Not only does the HITN say that providers won’t be able to reliably comply with Appropriate Use criteria unless the necessary supporting tools are made readily available, but it also predicts that existing IT barriers will impede the dependable exchange of information between clinical decision-making and electronic health records platforms.

The group writes: “Until the health IT marketplace is rid of disincentives for information sharing, HITN strongly objects to exacerbating the problem with additional requirements.”

Coalition frustrated with licensing barriers

Physician licensing is another issue that HITN urges the CMS to carefully consider. At the present time and for the most part, doctors are required to hold medical licenses in the states in which the patient lives. For individuals with complex or chronic health conditions, this can prove a hardship since it drastically shrinks the pool of appropriate medical experts. This even with the advent of the Interstate Medical Licensure Compact, which the HITN acknowledges as a step in the right direction but a vehicle that can’t smooth out all the licensure wrinkles impeding telehealth implementation.

In light of that shortage of interstate physician licenses, HITN suggests that the CMS borrow a page from the U.S. Department of Veterans Affairs’ and the Department of Defense’s books. Considering the fact that those agencies, like the CMS, are federally funded, the group feels that Administrator Verma could reasonably adopt their licensure framework of not requiring providers to pick up licenses in every state in which patients are located.

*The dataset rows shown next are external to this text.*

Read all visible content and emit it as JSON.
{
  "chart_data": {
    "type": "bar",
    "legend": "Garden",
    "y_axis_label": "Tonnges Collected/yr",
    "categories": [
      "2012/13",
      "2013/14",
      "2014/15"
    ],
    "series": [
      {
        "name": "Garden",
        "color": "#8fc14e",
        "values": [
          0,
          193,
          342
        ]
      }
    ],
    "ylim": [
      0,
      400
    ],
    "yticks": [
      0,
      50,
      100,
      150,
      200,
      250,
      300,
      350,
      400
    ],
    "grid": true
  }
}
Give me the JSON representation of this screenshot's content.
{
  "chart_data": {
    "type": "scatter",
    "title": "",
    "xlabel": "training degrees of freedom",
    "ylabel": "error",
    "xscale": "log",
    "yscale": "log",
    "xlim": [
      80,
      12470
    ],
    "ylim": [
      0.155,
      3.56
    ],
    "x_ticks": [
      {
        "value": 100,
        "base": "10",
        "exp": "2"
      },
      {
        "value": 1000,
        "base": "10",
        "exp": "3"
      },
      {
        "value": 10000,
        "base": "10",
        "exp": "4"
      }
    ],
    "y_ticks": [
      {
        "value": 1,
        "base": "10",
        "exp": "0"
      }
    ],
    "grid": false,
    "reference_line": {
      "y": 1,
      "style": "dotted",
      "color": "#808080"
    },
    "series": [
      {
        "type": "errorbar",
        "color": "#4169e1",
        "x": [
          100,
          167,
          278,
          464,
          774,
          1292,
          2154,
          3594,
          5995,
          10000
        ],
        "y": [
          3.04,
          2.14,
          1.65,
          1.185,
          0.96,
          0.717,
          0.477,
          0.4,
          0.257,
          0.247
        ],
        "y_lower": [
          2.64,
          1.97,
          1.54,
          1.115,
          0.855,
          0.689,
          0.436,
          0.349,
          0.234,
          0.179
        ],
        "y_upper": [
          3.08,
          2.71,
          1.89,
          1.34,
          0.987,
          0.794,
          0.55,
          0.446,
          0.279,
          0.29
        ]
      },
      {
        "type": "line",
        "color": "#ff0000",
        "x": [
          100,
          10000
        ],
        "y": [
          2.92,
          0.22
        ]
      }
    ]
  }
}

The HITN writes: “Reducing licensure barriers in Medicare would reduce costs for taxpayers and facilitate access and lower costs for beneficiaries. HITN believes that states should adopt mutual recognition agreements that would allow medical providers licensed in one state to practice in another state without having to obtain multiple licenses.”

HITN asks CMS to add other specialists to telehealth provider lists

HITN applauds the CMS’s telehealth network expansion that brought in practitioners that will educate patients about living with, treating and managing diabetes, but the group asks the government to consider expanding its reach yet again by including physical, occupational and speech-language therapists to its eligible provider rosters.